Edgio Discovers The Biggest DDoS Attack Against E-commerce In Europe, How Will It Affect?

JAKARTA - Distributed Denial of Service (DDoS) attacks have grown at an exponential rate over the years, with more than 9.75 million attacks so far in 2021.

Seeing the high number of DDoS attacks, Richard Yew as Senior Director of Product Management Security at Edgio said that the types of DDoS attacks are diverse, starting from the network layer / transport layer (such as SYN Flood, ACK Flood, or UDP Flood) and application layer (HTTP). floods).

“But they all have the same goal, which is to threaten the network, website or application, and cause service disruptions,” Richard explained to VOI a few days ago.

Richard also revealed that at Edgio, they witnessed one of the largest network layer DDoS (UDP Flood) attacks on one of its customers last month. The attack originated in Europe and reached 355 million packets per second (Mpps), the target was one of the major APAC-based e-commerce sites selling computers, mobile phones and accessories.

In his further statement, Richard admitted that this 355 million Mpps DDoS attack was the second wave of the largest DDoS attack discovered by Edgio, twice as large as the previous 176 Mpps.

The high number of attacks will certainly have an impact on the company. The impacts are varied, such as loss of revenue during downtime, damage to reputation, legal repercussions for security negligence, and potential for greater exposure to cyberthreats.

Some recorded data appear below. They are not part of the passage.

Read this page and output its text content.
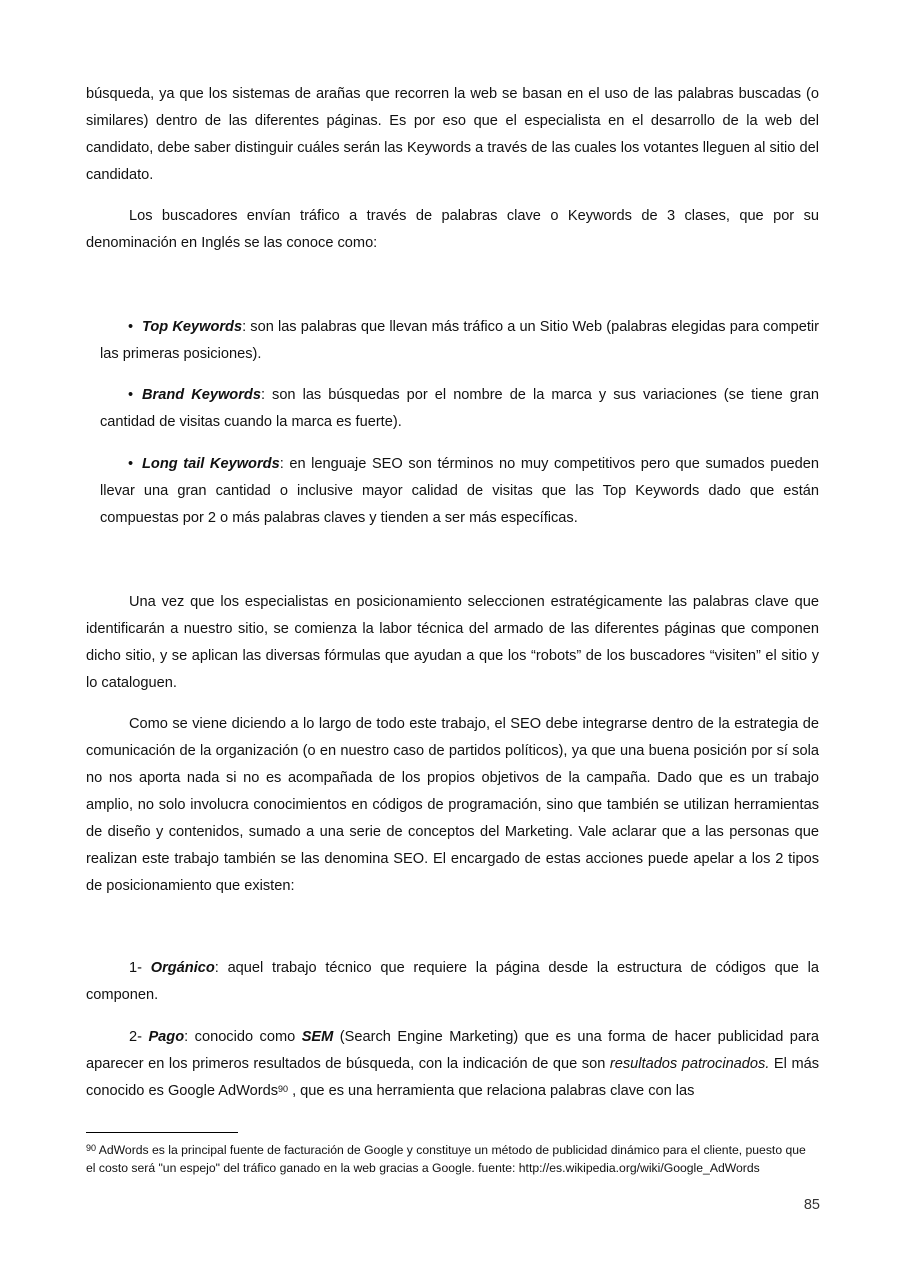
búsqueda, ya que los sistemas de arañas que recorren la web se basan en el uso de las palabras buscadas (o similares) dentro de las diferentes páginas. Es por eso que el especialista en el desarrollo de la web del candidato, debe saber distinguir cuáles serán las Keywords a través de las cuales los votantes lleguen al sitio del candidato.

Los buscadores envían tráfico a través de palabras clave o Keywords de 3 clases, que por su denominación en Inglés se las conoce como:

• Top Keywords: son las palabras que llevan más tráfico a un Sitio Web (palabras elegidas para competir las primeras posiciones).

• Brand Keywords: son las búsquedas por el nombre de la marca y sus variaciones (se tiene gran cantidad de visitas cuando la marca es fuerte).

• Long tail Keywords: en lenguaje SEO son términos no muy competitivos pero que sumados pueden llevar una gran cantidad o inclusive mayor calidad de visitas que las Top Keywords dado que están compuestas por 2 o más palabras claves y tienden a ser más específicas.

Una vez que los especialistas en posicionamiento seleccionen estratégicamente las palabras clave que identificarán a nuestro sitio, se comienza la labor técnica del armado de las diferentes páginas que componen dicho sitio, y se aplican las diversas fórmulas que ayudan a que los “robots” de los buscadores “visiten” el sitio y lo cataloguen.

Como se viene diciendo a lo largo de todo este trabajo, el SEO debe integrarse dentro de la estrategia de comunicación de la organización (o en nuestro caso de partidos políticos), ya que una buena posición por sí sola no nos aporta nada si no es acompañada de los propios objetivos de la campaña. Dado que es un trabajo amplio, no solo involucra conocimientos en códigos de programación, sino que también se utilizan herramientas de diseño y contenidos, sumado a una serie de conceptos del Marketing. Vale aclarar que a las personas que realizan este trabajo también se las denomina SEO. El encargado de estas acciones puede apelar a los 2 tipos de posicionamiento que existen:

1- Orgánico: aquel trabajo técnico que requiere la página desde la estructura de códigos que la componen.

2- Pago: conocido como SEM (Search Engine Marketing) que es una forma de hacer publicidad para aparecer en los primeros resultados de búsqueda, con la indicación de que son resultados patrocinados. El más conocido es Google AdWords$^{90}$ , que es una herramienta que relaciona palabras clave con las

$^{90}$ AdWords es la principal fuente de facturación de Google y constituye un método de publicidad dinámico para el cliente, puesto que el costo será "un espejo" del tráfico ganado en la web gracias a Google. fuente: http://es.wikipedia.org/wiki/Google_AdWords

85
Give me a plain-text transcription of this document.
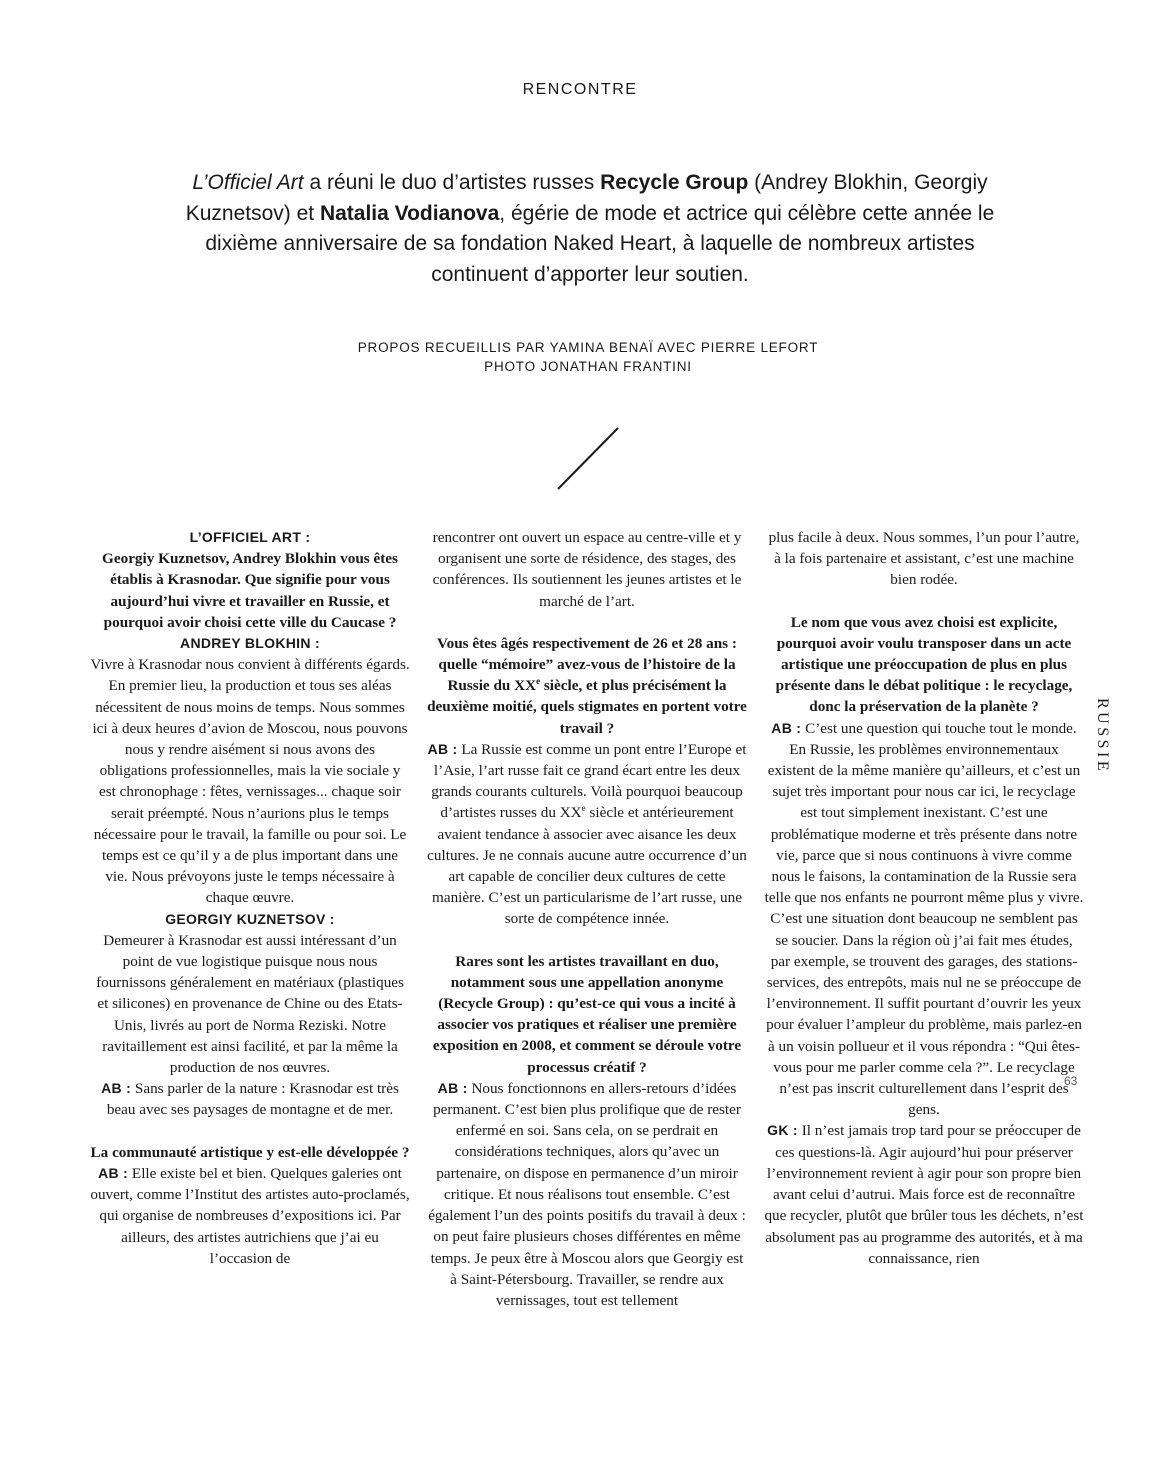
RENCONTRE

L’Officiel Art a réuni le duo d’artistes russes Recycle Group (Andrey Blokhin, Georgiy Kuznetsov) et Natalia Vodianova, égérie de mode et actrice qui célèbre cette année le dixième anniversaire de sa fondation Naked Heart, à laquelle de nombreux artistes continuent d’apporter leur soutien.

PROPOS RECUEILLIS PAR YAMINA BENAÏ AVEC PIERRE LEFORT
PHOTO JONATHAN FRANTINI
RUSSIE

L’OFFICIEL ART :

Georgiy Kuznetsov, Andrey Blokhin vous êtes établis à Krasnodar. Que signifie pour vous aujourd’hui vivre et travailler en Russie, et pourquoi avoir choisi cette ville du Caucase ?

ANDREY BLOKHIN :

Vivre à Krasnodar nous convient à différents égards. En premier lieu, la production et tous ses aléas nécessitent de nous moins de temps. Nous sommes ici à deux heures d’avion de Moscou, nous pouvons nous y rendre aisément si nous avons des obligations professionnelles, mais la vie sociale y est chronophage : fêtes, vernissages... chaque soir serait préempté. Nous n’aurions plus le temps nécessaire pour le travail, la famille ou pour soi. Le temps est ce qu’il y a de plus important dans une vie. Nous prévoyons juste le temps nécessaire à chaque œuvre.

GEORGIY KUZNETSOV :

Demeurer à Krasnodar est aussi intéressant d’un point de vue logistique puisque nous nous fournissons généralement en matériaux (plastiques et silicones) en provenance de Chine ou des Etats-Unis, livrés au port de Norma Reziski. Notre ravitaillement est ainsi facilité, et par la même la production de nos œuvres.

AB : Sans parler de la nature : Krasnodar est très beau avec ses paysages de montagne et de mer.

La communauté artistique y est-elle développée ?

AB : Elle existe bel et bien. Quelques galeries ont ouvert, comme l’Institut des artistes auto-proclamés, qui organise de nombreuses d’expositions ici. Par ailleurs, des artistes autrichiens que j’ai eu l’occasion de

rencontrer ont ouvert un espace au centre-ville et y organisent une sorte de résidence, des stages, des conférences. Ils soutiennent les jeunes artistes et le marché de l’art.

Vous êtes âgés respectivement de 26 et 28 ans : quelle “mémoire” avez-vous de l’histoire de la Russie du XXe siècle, et plus précisément la deuxième moitié, quels stigmates en portent votre travail ?

AB : La Russie est comme un pont entre l’Europe et l’Asie, l’art russe fait ce grand écart entre les deux grands courants culturels. Voilà pourquoi beaucoup d’artistes russes du XXe siècle et antérieurement avaient tendance à associer avec aisance les deux cultures. Je ne connais aucune autre occurrence d’un art capable de concilier deux cultures de cette manière. C’est un particularisme de l’art russe, une sorte de compétence innée.

Rares sont les artistes travaillant en duo, notamment sous une appellation anonyme (Recycle Group) : qu’est-ce qui vous a incité à associer vos pratiques et réaliser une première exposition en 2008, et comment se déroule votre processus créatif ?

AB : Nous fonctionnons en allers-retours d’idées permanent. C’est bien plus prolifique que de rester enfermé en soi. Sans cela, on se perdrait en considérations techniques, alors qu’avec un partenaire, on dispose en permanence d’un miroir critique. Et nous réalisons tout ensemble. C’est également l’un des points positifs du travail à deux : on peut faire plusieurs choses différentes en même temps. Je peux être à Moscou alors que Georgiy est à Saint-Pétersbourg. Travailler, se rendre aux vernissages, tout est tellement

plus facile à deux. Nous sommes, l’un pour l’autre, à la fois partenaire et assistant, c’est une machine bien rodée.

Le nom que vous avez choisi est explicite, pourquoi avoir voulu transposer dans un acte artistique une préoccupation de plus en plus présente dans le débat politique : le recyclage, donc la préservation de la planète ?

AB : C’est une question qui touche tout le monde. En Russie, les problèmes environnementaux existent de la même manière qu’ailleurs, et c’est un sujet très important pour nous car ici, le recyclage est tout simplement inexistant. C’est une problématique moderne et très présente dans notre vie, parce que si nous continuons à vivre comme nous le faisons, la contamination de la Russie sera telle que nos enfants ne pourront même plus y vivre. C’est une situation dont beaucoup ne semblent pas se soucier. Dans la région où j’ai fait mes études, par exemple, se trouvent des garages, des stations-services, des entrepôts, mais nul ne se préoccupe de l’environnement. Il suffit pourtant d’ouvrir les yeux pour évaluer l’ampleur du problème, mais parlez-en à un voisin pollueur et il vous répondra : “Qui êtes-vous pour me parler comme cela ?”. Le recyclage n’est pas inscrit culturellement dans l’esprit des gens.

GK : Il n’est jamais trop tard pour se préoccuper de ces questions-là. Agir aujourd’hui pour préserver l’environnement revient à agir pour son propre bien avant celui d’autrui. Mais force est de reconnaître que recycler, plutôt que brûler tous les déchets, n’est absolument pas au programme des autorités, et à ma connaissance, rien

63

But according to Richard, the biggest and most severe impact is that DDoS attacks can cost a company's finances significantly.

"Americans spend 8.9 billion US dollars (Rp 132 trillion) during Black Friday 2021 and that is roughly equal to more than 100,000 US dollars (Rp 1.49 billion) per second," he explained.

For e-commerce companies in a highly competitive market, every second of a moment of massive discounts counts. The existence of a DDoS attack is a major blow to the company's revenue. Not only that, this also has an impact on the brand image and public trust in the company.

As another example, Richard said in 2016, a popular service provider was hit by one of the largest DDoS attacks in history and was inaccessible for more than half a day. As a result, customer trust was lost and the company was acquired a few months later. Now the company no longer exists.